Decision: Calibre data source
The metadata for books in the user’s Calibre library will be parsed
from the metadata.opf file generated by Calibre in each book directory,
rather than from the metadata.db Sqlite database in the library root.
Advantages of loading from OPF
-
Users will be managing their libraries with different versions of Calibre, and Calibre might change its database schema between major versions. If we were to load the library data from the Sqlite database, we would have to implement query handlers for each active schema version, and potentially ship new ones for each new version of Calibre.
The OPF schema, on the other hand, is a widely used specification published as part of EPUB v2 in 2007 and unchanged since 2010. Using the OPF records requires only a single implementation, and is unlikely to require ongoing maintenance.
-
An implementation that parses data from text files on disk is simple to test, whereas a Sqlite interface requires creating test databases with SQL scripts (since we need the test data to be stored in readable format in Git). But then we would need to test that our test scripts create the databases in the same way as Calibre, or we would need Calibre as a test dependency.
-
The Go standard library includes a package for parsing XML, but it does not implement a Sqlite interface.

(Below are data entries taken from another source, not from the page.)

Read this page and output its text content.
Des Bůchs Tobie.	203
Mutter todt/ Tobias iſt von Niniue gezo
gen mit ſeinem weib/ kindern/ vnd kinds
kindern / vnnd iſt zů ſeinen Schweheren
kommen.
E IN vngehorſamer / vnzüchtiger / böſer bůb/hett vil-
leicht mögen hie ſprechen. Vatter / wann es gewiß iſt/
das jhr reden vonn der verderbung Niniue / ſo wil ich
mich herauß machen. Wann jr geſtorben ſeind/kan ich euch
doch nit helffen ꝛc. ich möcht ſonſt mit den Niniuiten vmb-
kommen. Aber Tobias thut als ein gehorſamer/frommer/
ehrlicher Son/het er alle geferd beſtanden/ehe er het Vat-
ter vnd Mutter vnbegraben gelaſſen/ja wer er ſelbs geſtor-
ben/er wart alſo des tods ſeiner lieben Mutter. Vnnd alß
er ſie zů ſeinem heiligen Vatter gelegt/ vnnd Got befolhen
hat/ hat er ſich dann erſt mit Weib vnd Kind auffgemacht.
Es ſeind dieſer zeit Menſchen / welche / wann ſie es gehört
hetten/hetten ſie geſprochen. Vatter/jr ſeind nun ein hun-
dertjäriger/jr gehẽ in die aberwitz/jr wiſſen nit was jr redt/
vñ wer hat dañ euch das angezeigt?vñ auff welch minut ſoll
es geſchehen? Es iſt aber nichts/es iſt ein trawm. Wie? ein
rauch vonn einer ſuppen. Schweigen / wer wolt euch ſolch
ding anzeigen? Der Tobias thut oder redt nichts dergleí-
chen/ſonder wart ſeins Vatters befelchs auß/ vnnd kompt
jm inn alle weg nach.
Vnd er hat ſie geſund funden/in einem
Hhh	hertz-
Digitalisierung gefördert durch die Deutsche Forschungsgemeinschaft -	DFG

Using the OPF files as data source means we avoid a dependency on a potentially undermaintained non-trivial third-party library.
Disadvantages
-
It is probably significantly slower and more CPU-intensive to parse hundreds of XML files every time the library is loaded than to run SQL queries against a database designed for that purpose.
Potential mitigation: Caching the data in an application-specific way that is easy to retrieve.
-
It would also use more memory to parse the entire library before processing it than to do targeted queries for specific tables or fields.
Potential mitigation: For some workflows, it may be possible to stream the data one book at a time, so that it gets garbage-collected as soon as it is processed rather than accumulating in memory.